There are three ways in which the left-hand side can equal zero: when $p = 0$, when $p = 1$ and when $s = 0$. The last case is uninteresting: it would mean that biased transmission is not occurring. The first two cases simply say that if either trait reaches fixation, then it will stay at fixation. This is to be expected, given that we have no mutation in our model. It contrasts with unbiased and biased mutation, where there is only one equilibrium value of $p$. 

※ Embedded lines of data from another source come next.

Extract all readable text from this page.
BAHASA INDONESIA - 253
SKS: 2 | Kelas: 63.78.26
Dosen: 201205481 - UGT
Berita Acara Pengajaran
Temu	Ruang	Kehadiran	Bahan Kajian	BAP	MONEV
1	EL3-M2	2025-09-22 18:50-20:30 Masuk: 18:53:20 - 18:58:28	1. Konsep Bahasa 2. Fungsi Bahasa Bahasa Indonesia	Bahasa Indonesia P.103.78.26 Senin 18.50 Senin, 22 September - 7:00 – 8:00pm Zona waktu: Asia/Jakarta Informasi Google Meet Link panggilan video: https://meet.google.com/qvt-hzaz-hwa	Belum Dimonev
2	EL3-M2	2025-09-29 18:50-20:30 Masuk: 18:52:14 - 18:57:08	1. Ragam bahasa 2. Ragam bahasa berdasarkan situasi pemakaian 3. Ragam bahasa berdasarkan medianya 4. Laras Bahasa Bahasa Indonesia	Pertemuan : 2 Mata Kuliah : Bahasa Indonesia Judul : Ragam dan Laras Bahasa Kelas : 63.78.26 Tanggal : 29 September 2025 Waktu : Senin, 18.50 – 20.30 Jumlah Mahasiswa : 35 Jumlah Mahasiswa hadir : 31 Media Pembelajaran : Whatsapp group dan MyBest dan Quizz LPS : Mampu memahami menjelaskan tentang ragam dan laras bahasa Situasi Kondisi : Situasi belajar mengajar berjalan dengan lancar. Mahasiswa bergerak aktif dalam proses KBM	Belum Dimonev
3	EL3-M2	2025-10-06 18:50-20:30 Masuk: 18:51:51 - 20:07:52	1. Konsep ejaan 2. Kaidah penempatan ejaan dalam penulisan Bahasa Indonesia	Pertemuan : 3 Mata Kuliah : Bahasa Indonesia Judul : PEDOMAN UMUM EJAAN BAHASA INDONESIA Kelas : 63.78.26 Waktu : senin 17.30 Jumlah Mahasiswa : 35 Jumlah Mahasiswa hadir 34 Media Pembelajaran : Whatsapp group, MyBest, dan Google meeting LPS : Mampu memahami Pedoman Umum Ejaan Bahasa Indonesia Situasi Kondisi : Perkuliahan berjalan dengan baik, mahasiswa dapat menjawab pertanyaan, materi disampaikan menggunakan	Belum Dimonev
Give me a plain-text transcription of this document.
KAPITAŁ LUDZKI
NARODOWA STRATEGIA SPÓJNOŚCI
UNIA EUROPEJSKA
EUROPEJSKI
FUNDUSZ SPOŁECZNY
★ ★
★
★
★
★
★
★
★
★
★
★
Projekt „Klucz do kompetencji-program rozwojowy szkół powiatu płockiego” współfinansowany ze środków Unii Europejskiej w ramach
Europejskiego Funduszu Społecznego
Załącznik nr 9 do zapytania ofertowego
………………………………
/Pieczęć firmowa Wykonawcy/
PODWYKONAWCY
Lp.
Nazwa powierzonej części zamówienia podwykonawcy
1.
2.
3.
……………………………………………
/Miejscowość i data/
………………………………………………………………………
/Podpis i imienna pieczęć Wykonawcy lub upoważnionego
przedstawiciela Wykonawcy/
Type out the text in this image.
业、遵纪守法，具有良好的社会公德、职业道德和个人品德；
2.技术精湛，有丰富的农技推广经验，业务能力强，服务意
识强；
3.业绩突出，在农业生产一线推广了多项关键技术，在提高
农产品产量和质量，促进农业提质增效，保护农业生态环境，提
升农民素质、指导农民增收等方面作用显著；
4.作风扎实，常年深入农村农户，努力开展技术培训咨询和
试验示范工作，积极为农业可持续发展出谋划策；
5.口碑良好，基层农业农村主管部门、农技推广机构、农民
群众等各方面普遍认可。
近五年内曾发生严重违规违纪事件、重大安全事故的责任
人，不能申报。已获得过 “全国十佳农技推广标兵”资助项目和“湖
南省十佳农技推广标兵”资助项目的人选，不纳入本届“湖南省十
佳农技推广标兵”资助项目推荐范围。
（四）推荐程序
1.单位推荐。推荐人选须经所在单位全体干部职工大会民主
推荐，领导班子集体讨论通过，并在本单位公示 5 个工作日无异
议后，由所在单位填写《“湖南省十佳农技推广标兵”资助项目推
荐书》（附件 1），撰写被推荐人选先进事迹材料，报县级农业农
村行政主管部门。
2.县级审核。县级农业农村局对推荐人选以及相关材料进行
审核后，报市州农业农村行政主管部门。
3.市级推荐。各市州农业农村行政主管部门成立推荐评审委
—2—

We can also say that $p = 0$ is an unstable equilibrium, meaning that any slight perturbation away from $p = 0$ moves $p$ away from that value. This is essentially what we simulated above: a slight perturbation starting at $p = 0.01$ went all the way up to $p = 1$. In contrast, $p = 1$ is a stable equilibrium: any slight perturbation from $p = 1$ immediately goes back to $p = 1$.

***

## References

Henrich, J. (2001). Cultural transmission and the diffusion of innovations: Adoption dynamics indicate that biased cultural transmission is the predominate force in behavioral change. American Anthropologist, 103(4), 992-1013.

Hoppitt, W., Kandler, A., Kendal, J. R., & Laland, K. N. (2010). The effect of task structure on diffusion dynamics: Implications for diffusion curve and network-based analyses. Learning & Behavior, 38(3), 243-251.

Newberry, M. G., Ahern, C. A., Clark, R., & Plotkin, J. B. (2017). Detecting evolutionary forces in language change. Nature, 551(7679), 223-226.

Pemberton, H. E. (1936). The curve of culture diffusion rate. American Sociological Review, 1(4), 547-556.

Reader, S. M. (2004). Distinguishing social and asocial learning using diffusion dynamics. Animal Learning & Behavior, 32(1), 90-104.

Rogers, E. M. (2010). Diffusion of innovations. Simon and Schuster.